Is loyalty to your party higher than that to your own health and that of your own family? In their glossy leaflets they never told you they were merely using your vote to promote a developer’s, a hotelier’s, a businessman’s agenda.
The system is rigged against you; you may, at most, have control over what happens inside your own home, but outside, on your own doorstep, it’s the jungle – and you don’t have a say. If you don’t like the monstrous tower that will bury you in darkness, you need a hefty sum of money to appeal. You can’t do it alone.

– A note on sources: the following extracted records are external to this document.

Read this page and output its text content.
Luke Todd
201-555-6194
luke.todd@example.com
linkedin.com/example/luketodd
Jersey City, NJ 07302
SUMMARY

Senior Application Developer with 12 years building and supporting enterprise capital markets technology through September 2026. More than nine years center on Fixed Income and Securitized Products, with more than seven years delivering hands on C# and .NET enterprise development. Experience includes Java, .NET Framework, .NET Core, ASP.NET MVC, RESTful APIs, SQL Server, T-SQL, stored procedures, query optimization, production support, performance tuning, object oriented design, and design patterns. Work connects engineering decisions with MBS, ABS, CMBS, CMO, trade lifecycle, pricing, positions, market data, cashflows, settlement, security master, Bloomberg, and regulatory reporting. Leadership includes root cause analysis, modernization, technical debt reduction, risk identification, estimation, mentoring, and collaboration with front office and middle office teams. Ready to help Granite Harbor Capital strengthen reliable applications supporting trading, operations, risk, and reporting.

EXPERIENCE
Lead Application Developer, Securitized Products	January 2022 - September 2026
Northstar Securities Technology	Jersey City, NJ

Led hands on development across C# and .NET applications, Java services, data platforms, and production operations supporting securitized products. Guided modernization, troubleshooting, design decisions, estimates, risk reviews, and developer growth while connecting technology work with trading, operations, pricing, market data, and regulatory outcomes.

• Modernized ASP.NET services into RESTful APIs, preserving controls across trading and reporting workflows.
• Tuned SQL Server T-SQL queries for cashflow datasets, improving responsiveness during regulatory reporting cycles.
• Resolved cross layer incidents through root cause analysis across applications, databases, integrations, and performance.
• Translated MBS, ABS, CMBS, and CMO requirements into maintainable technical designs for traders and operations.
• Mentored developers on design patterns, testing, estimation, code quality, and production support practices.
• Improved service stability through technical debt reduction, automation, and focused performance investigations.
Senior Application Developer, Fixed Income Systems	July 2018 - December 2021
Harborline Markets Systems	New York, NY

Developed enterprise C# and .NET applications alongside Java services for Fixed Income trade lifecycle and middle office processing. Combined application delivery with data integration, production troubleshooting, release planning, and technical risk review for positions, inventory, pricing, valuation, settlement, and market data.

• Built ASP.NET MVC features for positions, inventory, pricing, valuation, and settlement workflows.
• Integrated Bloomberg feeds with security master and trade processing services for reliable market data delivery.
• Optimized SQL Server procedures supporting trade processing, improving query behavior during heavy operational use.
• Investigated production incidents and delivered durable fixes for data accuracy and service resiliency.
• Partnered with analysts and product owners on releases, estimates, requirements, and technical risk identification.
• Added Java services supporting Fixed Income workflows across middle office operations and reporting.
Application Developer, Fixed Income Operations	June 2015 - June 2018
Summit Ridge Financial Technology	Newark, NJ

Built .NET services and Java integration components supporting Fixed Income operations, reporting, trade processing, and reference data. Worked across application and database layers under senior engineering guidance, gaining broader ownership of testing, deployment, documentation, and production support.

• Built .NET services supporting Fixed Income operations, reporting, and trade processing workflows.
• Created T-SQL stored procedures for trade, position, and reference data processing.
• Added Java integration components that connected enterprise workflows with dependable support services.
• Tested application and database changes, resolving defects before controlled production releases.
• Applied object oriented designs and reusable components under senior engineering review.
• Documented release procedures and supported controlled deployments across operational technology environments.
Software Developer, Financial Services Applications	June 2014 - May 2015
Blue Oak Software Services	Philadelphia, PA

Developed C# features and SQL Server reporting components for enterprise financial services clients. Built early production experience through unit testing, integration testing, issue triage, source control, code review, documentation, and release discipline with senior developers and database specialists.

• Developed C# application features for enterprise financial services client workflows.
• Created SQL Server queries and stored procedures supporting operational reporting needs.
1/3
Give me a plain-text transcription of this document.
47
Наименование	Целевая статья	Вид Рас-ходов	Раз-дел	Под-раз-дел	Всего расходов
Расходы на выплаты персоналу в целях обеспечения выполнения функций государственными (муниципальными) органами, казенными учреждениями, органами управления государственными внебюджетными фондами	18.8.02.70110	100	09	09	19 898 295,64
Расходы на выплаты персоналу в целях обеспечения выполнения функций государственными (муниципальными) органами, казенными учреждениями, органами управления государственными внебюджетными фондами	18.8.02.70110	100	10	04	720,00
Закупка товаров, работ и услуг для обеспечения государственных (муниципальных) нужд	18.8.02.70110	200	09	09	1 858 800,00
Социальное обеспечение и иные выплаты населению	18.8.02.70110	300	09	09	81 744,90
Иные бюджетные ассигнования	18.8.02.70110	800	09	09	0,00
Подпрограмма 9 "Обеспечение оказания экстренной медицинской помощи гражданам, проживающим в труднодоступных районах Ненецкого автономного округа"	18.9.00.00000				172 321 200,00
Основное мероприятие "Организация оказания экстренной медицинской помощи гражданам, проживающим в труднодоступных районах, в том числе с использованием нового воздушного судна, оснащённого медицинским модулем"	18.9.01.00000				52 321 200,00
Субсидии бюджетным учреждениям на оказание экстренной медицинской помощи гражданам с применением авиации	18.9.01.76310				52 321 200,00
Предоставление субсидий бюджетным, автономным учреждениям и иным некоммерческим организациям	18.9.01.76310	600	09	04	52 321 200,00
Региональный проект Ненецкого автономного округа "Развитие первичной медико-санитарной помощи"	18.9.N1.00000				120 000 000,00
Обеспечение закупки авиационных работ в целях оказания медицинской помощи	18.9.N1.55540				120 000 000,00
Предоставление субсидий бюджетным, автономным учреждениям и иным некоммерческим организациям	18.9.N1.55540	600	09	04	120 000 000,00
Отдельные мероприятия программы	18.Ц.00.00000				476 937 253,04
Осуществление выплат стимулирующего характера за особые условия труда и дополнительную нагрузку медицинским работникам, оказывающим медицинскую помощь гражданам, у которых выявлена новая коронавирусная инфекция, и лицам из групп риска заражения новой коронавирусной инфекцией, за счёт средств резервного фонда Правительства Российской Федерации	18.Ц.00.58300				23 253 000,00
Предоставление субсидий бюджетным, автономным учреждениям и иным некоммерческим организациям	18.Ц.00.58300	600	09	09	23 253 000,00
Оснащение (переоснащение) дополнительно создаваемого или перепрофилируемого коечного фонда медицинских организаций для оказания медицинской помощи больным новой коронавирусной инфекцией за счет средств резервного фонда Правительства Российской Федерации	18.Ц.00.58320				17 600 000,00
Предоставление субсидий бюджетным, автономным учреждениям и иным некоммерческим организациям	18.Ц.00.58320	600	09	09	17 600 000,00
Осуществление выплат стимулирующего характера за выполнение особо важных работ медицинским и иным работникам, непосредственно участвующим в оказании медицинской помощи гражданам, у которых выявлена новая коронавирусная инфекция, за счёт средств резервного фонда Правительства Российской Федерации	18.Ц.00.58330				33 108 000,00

Which is why Iż-Żejjed Kollu Żejjed is a non-partisan space: NGOs and residents must recognise the value of working together. PLPN have sadly failed at representing you; they want your input on a piece of paper every five years, but the in-between is a loud “I DON’T CARE!”
Iż-Żejjed Kollu Żejjed is your chance to counter the developers’ greed and their stranglehold over PLPN.
I might have left my grenade-biting aside for a while, but I crave a good lob.
Many are sceptical about the term ‘non-partisan space’. Others have been instructed to accuse Graffitti and other NGOs of pro-PN bias. Indeed, after our protest on Sandro’s doorstep, there were a few sweaty, grimy pats on the back from people for whom I have zero respect: people who formed part of an equally arrogant government establishment, who think being leftist or socialist (or ‘Marxist’) is a disease, who have abetted Smart City and whose political staff was salaried by Silvio Debono.
Individuals cannot be forbidden from attending an open protest; policing is not our task. We will, however, defend independent activist space from such hijackers out of respect for the work of many NGOs and independent-minded citizens. The presence of a few unwelcome individuals at a protest shouldn’t drown the angry sentiments of thousands who are sincerely fed up.
On September 7, I will protest – for my country, for what’s left of its beauty and for its independence from the new colonisers.